03 juin 2016

Un bel article d'Ahmed Manai

Cet extrait d’une longue interview donnée à TUNISIA MONITOR (USA) en 1996. Vingt ans plus tard, Ghannouchi est au pouvoir par la volonté des américains et pour exécuter leur projet dans la région, avec la complicité de prétendus Bourguibistes. « Le pouvoir ne change pas les hommes, il révèle leur véritable nature ».
TUNISIA MONITOR (USA)
JAN-FEB 1996
Traduit de l’Anglais
Interview avec Ahmed Manaï

T.M. :
Dans votre livre « Supplice Tunisien » vous avez fait l’éloge de Bourguiba et de Ghannouchi. Pouvez- vous nous expliquer l’antagonisme passé entre les deux hommes et comment réconcilier leurs points de vue ?

A.M. :
Pour agir en politique, faire bouger une société et mobiliser un peuple, il faut une idée mobilisatrice, un homme courageux et de conviction et un appareil politique.

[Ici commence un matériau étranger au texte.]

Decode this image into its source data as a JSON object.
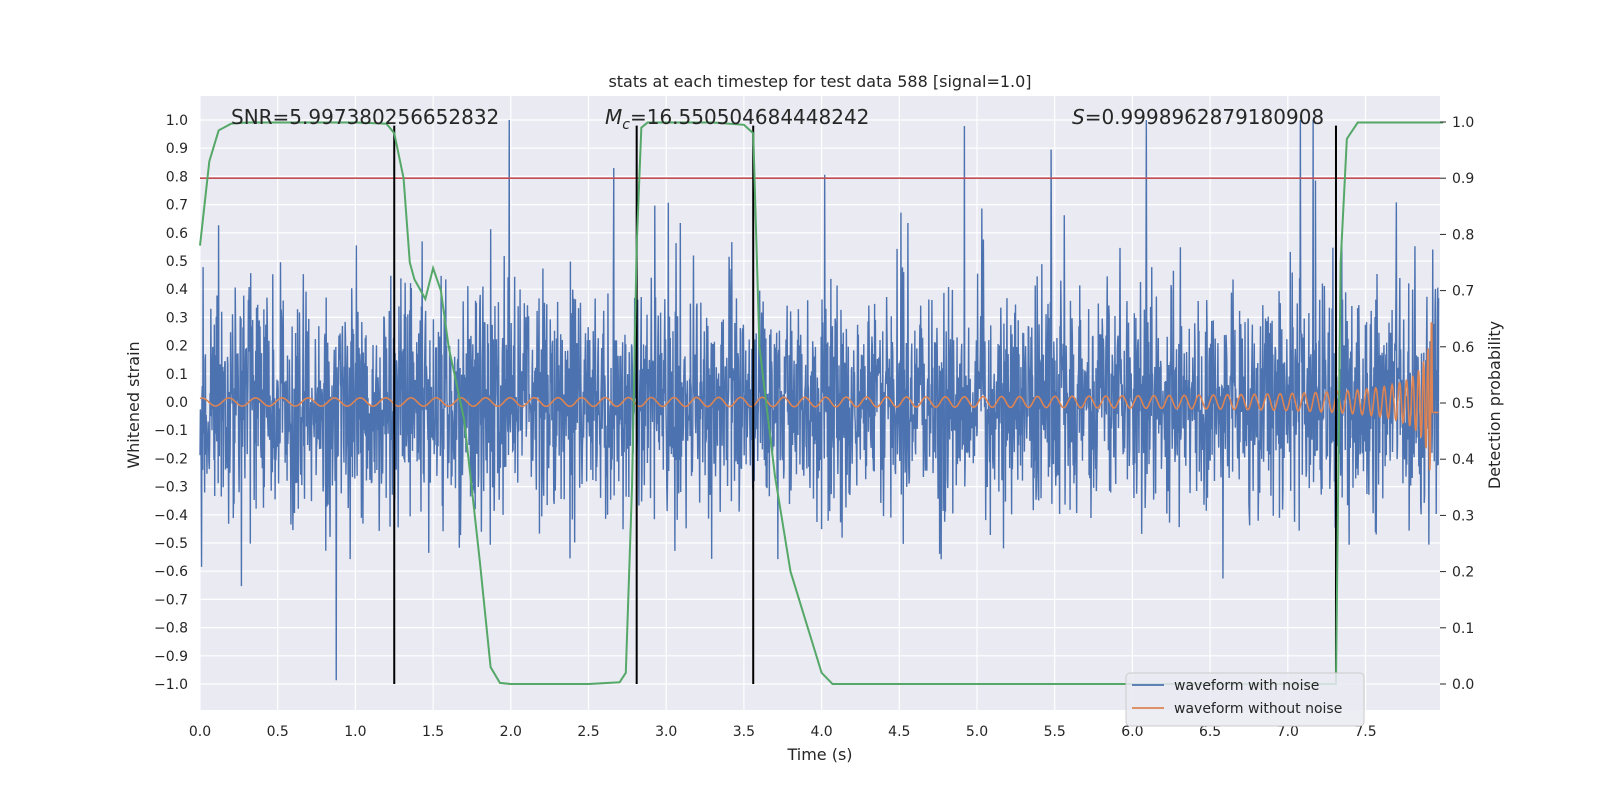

Bourguiba et Ghannouchi, ont été, à un demi-siècle d’intervalle, ces hommes là. Chacun d’eux a construit un puissant appareil politique, le Destour pour le premier et le Nahda pour le second. Il y a de nombreux points de convergence entre le Bourguiba d’avant l’indépendance et Ghannouchi d’aujourd’hui et l’antagonisme entre les deux hommes n’est pas aussi profond qu’on veuille le faire croire. Le rapport de Bourguiba de cette époque à l’islam, n’est pas aussi conflictuel qu’on le croit. Son rapport à l’occident et à la modernité n’était pas aussi aliéné et aligné qu’on le prétend. J’espère qu’un jour, des intellectuels tunisiens feront justice à Bourguiba sur ce point précis.

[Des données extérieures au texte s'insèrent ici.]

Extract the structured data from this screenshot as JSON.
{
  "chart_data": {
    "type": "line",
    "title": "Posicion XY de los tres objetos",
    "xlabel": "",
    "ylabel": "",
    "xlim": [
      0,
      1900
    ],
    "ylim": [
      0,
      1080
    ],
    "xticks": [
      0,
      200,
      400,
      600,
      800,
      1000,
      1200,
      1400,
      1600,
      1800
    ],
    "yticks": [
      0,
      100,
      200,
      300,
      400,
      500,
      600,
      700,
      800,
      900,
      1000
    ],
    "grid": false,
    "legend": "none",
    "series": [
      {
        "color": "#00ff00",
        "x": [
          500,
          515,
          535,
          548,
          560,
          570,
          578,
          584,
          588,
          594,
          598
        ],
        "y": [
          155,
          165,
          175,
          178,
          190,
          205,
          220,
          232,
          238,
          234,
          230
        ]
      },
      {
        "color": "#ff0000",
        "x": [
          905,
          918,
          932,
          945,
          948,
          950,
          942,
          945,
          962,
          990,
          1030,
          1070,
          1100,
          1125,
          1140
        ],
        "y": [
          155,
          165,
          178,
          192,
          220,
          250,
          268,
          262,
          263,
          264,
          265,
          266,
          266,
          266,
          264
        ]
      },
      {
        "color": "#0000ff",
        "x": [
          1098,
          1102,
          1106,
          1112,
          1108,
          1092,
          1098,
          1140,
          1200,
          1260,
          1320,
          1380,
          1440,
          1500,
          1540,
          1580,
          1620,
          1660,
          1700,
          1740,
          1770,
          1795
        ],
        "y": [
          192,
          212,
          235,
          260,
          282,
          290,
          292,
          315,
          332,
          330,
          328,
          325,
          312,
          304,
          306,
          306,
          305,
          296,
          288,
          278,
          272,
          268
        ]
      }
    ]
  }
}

Mais Bourguiba ne s’est pas arrêté au combat pour l’indépendance. Il a construit un Etat et dirigé un pays pendant 30 ans et profondément marqué .sa société. Son bilan global n’est pas négatif, loin de là. Dans le bras de fer qui a opposé les deux hommes, Bourguiba et Ghannouchi, dans les années 80, je trouve des excuses au vieux Bourguiba d’avoir ignoré et combattu les motivations, légitimes, du mouvement islamiste, mais je n’excuse pas Ghannouchi dans sa méconnaissance de l’œuvre de Bourguiba et les préjugés défavorables qu’il continue à nourrir à son égard. Il lui serait plus judicieux de s’inspirer de ses grandes capacités manœuvrières et de son courage politique, pour sortir son mouvement et le pays de l’impasse dans laquelle il les a plongés..

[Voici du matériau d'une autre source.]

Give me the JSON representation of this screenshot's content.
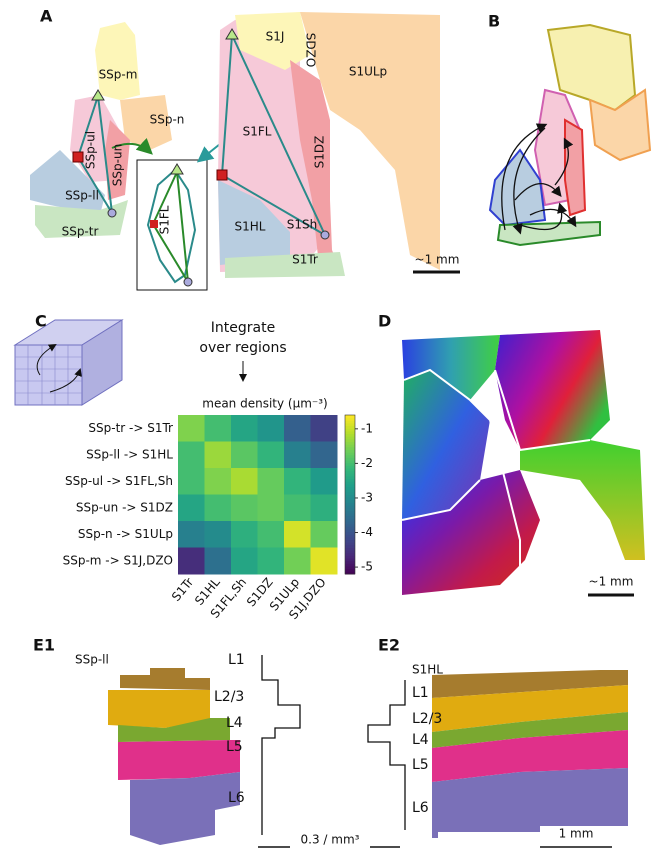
{
  "panel_labels": [
    "A",
    "B",
    "C",
    "D",
    "E1",
    "E2"
  ],
  "panel_a": {
    "left_regions": [
      "SSp-m",
      "SSp-n",
      "SSp-ul",
      "SSp-un",
      "SSp-ll",
      "SSp-tr"
    ],
    "inset_label": "S1FL",
    "right_regions": [
      "S1J",
      "SDZO",
      "S1ULp",
      "S1FL",
      "S1DZ",
      "S1HL",
      "S1Sh",
      "S1Tr"
    ],
    "scale": "~1 mm"
  },
  "panel_c": {
    "caption": [
      "Integrate",
      "over regions"
    ],
    "heatmap": {
      "type": "heatmap",
      "title": "mean density (μm⁻³)",
      "rows": [
        "SSp-tr -> S1Tr",
        "SSp-ll -> S1HL",
        "SSp-ul -> S1FL,Sh",
        "SSp-un -> S1DZ",
        "SSp-n -> S1ULp",
        "SSp-m -> S1J,DZO"
      ],
      "columns": [
        "S1Tr",
        "S1HL",
        "S1FL,Sh",
        "S1DZ",
        "S1ULp",
        "S1J,DZO"
      ],
      "values": [
        [
          -1.5,
          -2,
          -2.5,
          -2.8,
          -3.8,
          -4.3
        ],
        [
          -2,
          -1.3,
          -1.8,
          -2.2,
          -3.2,
          -3.7
        ],
        [
          -2,
          -1.5,
          -1.2,
          -1.7,
          -2.2,
          -2.7
        ],
        [
          -2.5,
          -2,
          -1.8,
          -1.7,
          -2,
          -2.3
        ],
        [
          -3.2,
          -3,
          -2.3,
          -2,
          -0.9,
          -1.7
        ],
        [
          -4.6,
          -3.5,
          -2.5,
          -2.2,
          -1.6,
          -0.8
        ]
      ],
      "clim": [
        -5.2,
        -0.6
      ],
      "cticks": [
        -1,
        -2,
        -3,
        -4,
        -5
      ],
      "colormap": "viridis"
    }
  },
  "panel_d": {
    "scale": "~1 mm"
  },
  "panel_e1": {
    "title": "SSp-ll",
    "layers": [
      "L1",
      "L2/3",
      "L4",
      "L5",
      "L6"
    ],
    "scale": "0.3 / mm³"
  },
  "panel_e2": {
    "title": "S1HL",
    "layers": [
      "L1",
      "L2/3",
      "L4",
      "L5",
      "L6"
    ],
    "scale": "1 mm"
  }
}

Je ne juge pas ici les intentions et les convictions des hommes. Elles appartiennent au secret des consciences et Dieu seul peut en juger. Mais les deux hommes ont beaucoup de points communs, avec une franche vocation politique et d’homme d’Etat pour le premier et une franche vocation intellectuelle pour le second.